The Jewish Museum will present The Hanukkah Project: The Sound of Light by Julianne Swartz from December 21, 2008 through March 15, 2009. Presented biennially, The Hanukkah Project celebrates Hanukkah with works of art by leading contemporary artists. The Sound of Light is an interactive installation by Julianne Swartz that guides visitors to eight listening locations throughout the Museum’s permanent exhibition, Culture and Continuity: The Jewish Journey. This site-specific work is inspired by the Hanukkah story, exploring the theme of light cutting through darkness, both visually and aurally.
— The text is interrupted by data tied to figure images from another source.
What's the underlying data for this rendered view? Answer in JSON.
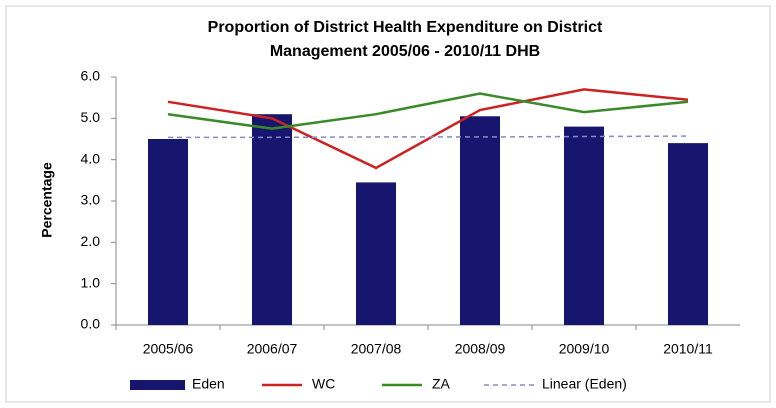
{
  "chart_data": {
    "type": "bar",
    "title": [
      "Proportion of District Health Expenditure on District",
      "Management 2005/06 - 2010/11 DHB"
    ],
    "y_label": "Percentage",
    "categories": [
      "2005/06",
      "2006/07",
      "2007/08",
      "2008/09",
      "2009/10",
      "2010/11"
    ],
    "series": [
      {
        "name": "Eden",
        "type": "bar",
        "color": "#16166e",
        "values": [
          4.5,
          5.1,
          3.45,
          5.05,
          4.8,
          4.4
        ]
      },
      {
        "name": "WC",
        "type": "line",
        "color": "#cc2222",
        "values": [
          5.4,
          5.0,
          3.8,
          5.2,
          5.7,
          5.45
        ]
      },
      {
        "name": "ZA",
        "type": "line",
        "color": "#3a8a2a",
        "values": [
          5.1,
          4.75,
          5.1,
          5.6,
          5.15,
          5.4
        ]
      },
      {
        "name": "Linear (Eden)",
        "type": "line",
        "dashed": true,
        "color": "#8888cc",
        "values": [
          4.54,
          4.54,
          4.55,
          4.55,
          4.56,
          4.57
        ]
      }
    ],
    "ylim": [
      0,
      6
    ],
    "yticks": [
      {
        "value": 0,
        "label": "0.0"
      },
      {
        "value": 1,
        "label": "1.0"
      },
      {
        "value": 2,
        "label": "2.0"
      },
      {
        "value": 3,
        "label": "3.0"
      },
      {
        "value": 4,
        "label": "4.0"
      },
      {
        "value": 5,
        "label": "5.0"
      },
      {
        "value": 6,
        "label": "6.0"
      }
    ],
    "legend": "bottom"
  }
}
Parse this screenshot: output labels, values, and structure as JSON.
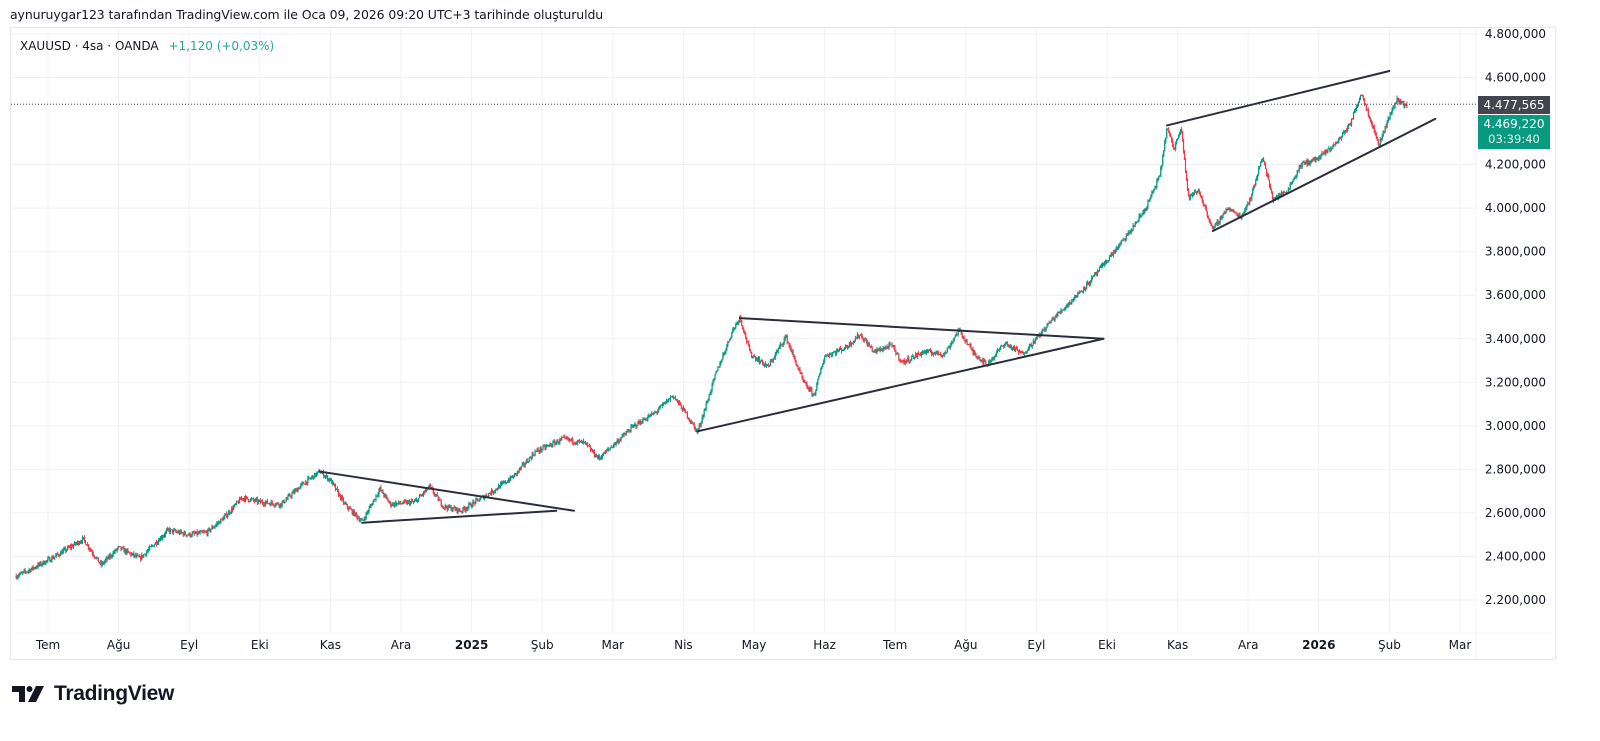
{
  "caption": "aynuruygar123 tarafından TradingView.com ile Oca 09, 2026 09:20 UTC+3 tarihinde oluşturuldu",
  "legend": {
    "symbol": "XAUUSD · 4sa · OANDA",
    "change": "+1,120 (+0,03%)",
    "change_color": "#22ab94"
  },
  "price_tags": {
    "last": "4.477,565",
    "current": "4.469,220",
    "countdown": "03:39:40",
    "last_color": "#434651",
    "current_color": "#089981"
  },
  "logo": {
    "text": "TradingView",
    "icon": "tradingview-logo-icon"
  },
  "chart_data": {
    "type": "candlestick",
    "title": "XAUUSD · 4sa · OANDA",
    "ylim": [
      2100000,
      4850000
    ],
    "y_ticks": [
      {
        "value": 4800000,
        "label": "4.800,000"
      },
      {
        "value": 4600000,
        "label": "4.600,000"
      },
      {
        "value": 4200000,
        "label": "4.200,000"
      },
      {
        "value": 4000000,
        "label": "4.000,000"
      },
      {
        "value": 3800000,
        "label": "3.800,000"
      },
      {
        "value": 3600000,
        "label": "3.600,000"
      },
      {
        "value": 3400000,
        "label": "3.400,000"
      },
      {
        "value": 3200000,
        "label": "3.200,000"
      },
      {
        "value": 3000000,
        "label": "3.000,000"
      },
      {
        "value": 2800000,
        "label": "2.800,000"
      },
      {
        "value": 2600000,
        "label": "2.600,000"
      },
      {
        "value": 2400000,
        "label": "2.400,000"
      },
      {
        "value": 2200000,
        "label": "2.200,000"
      }
    ],
    "x_ticks": [
      {
        "t": 1.0,
        "label": "Tem",
        "bold": false
      },
      {
        "t": 2.0,
        "label": "Ağu",
        "bold": false
      },
      {
        "t": 3.0,
        "label": "Eyl",
        "bold": false
      },
      {
        "t": 4.0,
        "label": "Eki",
        "bold": false
      },
      {
        "t": 5.0,
        "label": "Kas",
        "bold": false
      },
      {
        "t": 6.0,
        "label": "Ara",
        "bold": false
      },
      {
        "t": 7.0,
        "label": "2025",
        "bold": true
      },
      {
        "t": 8.0,
        "label": "Şub",
        "bold": false
      },
      {
        "t": 9.0,
        "label": "Mar",
        "bold": false
      },
      {
        "t": 10.0,
        "label": "Nis",
        "bold": false
      },
      {
        "t": 11.0,
        "label": "May",
        "bold": false
      },
      {
        "t": 12.0,
        "label": "Haz",
        "bold": false
      },
      {
        "t": 13.0,
        "label": "Tem",
        "bold": false
      },
      {
        "t": 14.0,
        "label": "Ağu",
        "bold": false
      },
      {
        "t": 15.0,
        "label": "Eyl",
        "bold": false
      },
      {
        "t": 16.0,
        "label": "Eki",
        "bold": false
      },
      {
        "t": 17.0,
        "label": "Kas",
        "bold": false
      },
      {
        "t": 18.0,
        "label": "Ara",
        "bold": false
      },
      {
        "t": 19.0,
        "label": "2026",
        "bold": true
      },
      {
        "t": 20.0,
        "label": "Şub",
        "bold": false
      },
      {
        "t": 21.0,
        "label": "Mar",
        "bold": false
      }
    ],
    "price_path": [
      [
        0.55,
        2310000
      ],
      [
        0.75,
        2340000
      ],
      [
        1.1,
        2400000
      ],
      [
        1.5,
        2480000
      ],
      [
        1.75,
        2360000
      ],
      [
        2.0,
        2440000
      ],
      [
        2.3,
        2390000
      ],
      [
        2.7,
        2520000
      ],
      [
        3.0,
        2500000
      ],
      [
        3.25,
        2510000
      ],
      [
        3.5,
        2580000
      ],
      [
        3.75,
        2670000
      ],
      [
        4.0,
        2650000
      ],
      [
        4.3,
        2640000
      ],
      [
        4.6,
        2730000
      ],
      [
        4.85,
        2790000
      ],
      [
        5.0,
        2750000
      ],
      [
        5.2,
        2640000
      ],
      [
        5.45,
        2560000
      ],
      [
        5.7,
        2710000
      ],
      [
        5.85,
        2640000
      ],
      [
        6.2,
        2650000
      ],
      [
        6.4,
        2720000
      ],
      [
        6.6,
        2630000
      ],
      [
        6.85,
        2610000
      ],
      [
        7.1,
        2660000
      ],
      [
        7.3,
        2700000
      ],
      [
        7.6,
        2770000
      ],
      [
        7.9,
        2880000
      ],
      [
        8.3,
        2940000
      ],
      [
        8.6,
        2920000
      ],
      [
        8.8,
        2850000
      ],
      [
        9.0,
        2910000
      ],
      [
        9.3,
        3000000
      ],
      [
        9.6,
        3060000
      ],
      [
        9.85,
        3140000
      ],
      [
        10.05,
        3050000
      ],
      [
        10.2,
        2970000
      ],
      [
        10.45,
        3230000
      ],
      [
        10.7,
        3440000
      ],
      [
        10.8,
        3500000
      ],
      [
        10.95,
        3330000
      ],
      [
        11.2,
        3270000
      ],
      [
        11.45,
        3410000
      ],
      [
        11.7,
        3200000
      ],
      [
        11.85,
        3140000
      ],
      [
        12.0,
        3320000
      ],
      [
        12.3,
        3360000
      ],
      [
        12.5,
        3420000
      ],
      [
        12.7,
        3340000
      ],
      [
        12.95,
        3370000
      ],
      [
        13.1,
        3290000
      ],
      [
        13.4,
        3340000
      ],
      [
        13.7,
        3330000
      ],
      [
        13.9,
        3440000
      ],
      [
        14.1,
        3340000
      ],
      [
        14.3,
        3280000
      ],
      [
        14.55,
        3380000
      ],
      [
        14.8,
        3330000
      ],
      [
        15.0,
        3400000
      ],
      [
        15.2,
        3480000
      ],
      [
        15.45,
        3560000
      ],
      [
        15.75,
        3660000
      ],
      [
        16.0,
        3760000
      ],
      [
        16.3,
        3880000
      ],
      [
        16.55,
        4000000
      ],
      [
        16.75,
        4150000
      ],
      [
        16.85,
        4370000
      ],
      [
        16.95,
        4270000
      ],
      [
        17.05,
        4380000
      ],
      [
        17.15,
        4050000
      ],
      [
        17.3,
        4080000
      ],
      [
        17.5,
        3900000
      ],
      [
        17.7,
        4000000
      ],
      [
        17.9,
        3960000
      ],
      [
        18.05,
        4060000
      ],
      [
        18.2,
        4240000
      ],
      [
        18.35,
        4040000
      ],
      [
        18.55,
        4080000
      ],
      [
        18.75,
        4200000
      ],
      [
        19.0,
        4230000
      ],
      [
        19.25,
        4300000
      ],
      [
        19.45,
        4390000
      ],
      [
        19.6,
        4530000
      ],
      [
        19.75,
        4390000
      ],
      [
        19.85,
        4290000
      ],
      [
        19.95,
        4380000
      ],
      [
        20.1,
        4500000
      ],
      [
        20.25,
        4470000
      ]
    ],
    "trend_lines": [
      {
        "name": "triangle-1-upper",
        "from": [
          4.85,
          2790000
        ],
        "to": [
          8.45,
          2610000
        ]
      },
      {
        "name": "triangle-1-lower",
        "from": [
          5.45,
          2555000
        ],
        "to": [
          8.2,
          2610000
        ]
      },
      {
        "name": "triangle-2-upper",
        "from": [
          10.8,
          3495000
        ],
        "to": [
          15.95,
          3400000
        ]
      },
      {
        "name": "triangle-2-lower",
        "from": [
          10.2,
          2975000
        ],
        "to": [
          15.95,
          3400000
        ]
      },
      {
        "name": "channel-upper",
        "from": [
          16.85,
          4380000
        ],
        "to": [
          20.0,
          4630000
        ]
      },
      {
        "name": "channel-lower",
        "from": [
          17.5,
          3895000
        ],
        "to": [
          20.65,
          4410000
        ]
      }
    ],
    "last_price": 4477565,
    "current_price": 4469220,
    "up_color": "#089981",
    "down_color": "#f23645",
    "grid": true
  }
}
The Sound of Light is on view Sunday through Thursday.

At the beginning of the Culture and Continuity exhibition, a visitor will pick up an amorphous, custom designed receiver created by Ms. Swartz. At each listening location, the receiver will resonate with familiar and unfamiliar sounds. Between each site, the listener will hear static, offering the aural equivalent of darkness. Labels with descriptive and poetic text mark the locations where the sounds can be found. Each sound site and label is linked to a specific object or area in the exhibition. Experienced as a whole, the sound and text create a connection to the objects on view.

The first site, Dust, is in the “Ancient Worlds” gallery of Culture and Continuity, where listeners will hear an old woman and a child telling the same story and a jazz band practicing. The second location, The Tenderness, offers sounds of stringed instruments and running water. Sound of Patience, in the gallery including the Museum’s renowned collection of Hanukkah lamps, features an orchestra tuning its instruments. The Darkness, on a staircase connecting the upper and lower floors of Culture and Continuity, offers humming tones and crystal glasses being rubbed. A Miracle, near a Torah ark from Isfahan, Iran, has sounds of a child’s organ and a harmonica. The Sound of Beginning and Ending, in the portrait gallery of the “Confronting Modernity” section, focuses on a broken music box. Shadow, in a gallery devoted to the founding of the State of Israel, lets visitors hear a handheld metal detector searching. Lastly, Sound of Radiance, Sound of Obscurity relates to a series of video clips from the Museum’s National Jewish Archive of Broadcasting and explores aspects of time through a heartbeat and clocks ticking.

The Sound of Light illustrates Julianne Swartz’s ability to transform public spaces into ephemeral environments through evocative sounds and interactive objects. She has exhibited her work nationally and internationally at the Indianapolis Museum of Art, Tate Liverpool, Aldrich Museum, Whitney Museum of American Art, New Museum of Contemporary Art, P.S.1 Contemporary Art Center, and Sculpture Center, New York. Julianne Swartz received her MFA from Bard College and her BFA from the University of Arizona. She is currently on the faculty of the School of Visual Arts and Bard College and lives and works in Kingston, New York. She also serves on the Board of the Skowhegan School for Painting and Sculpture.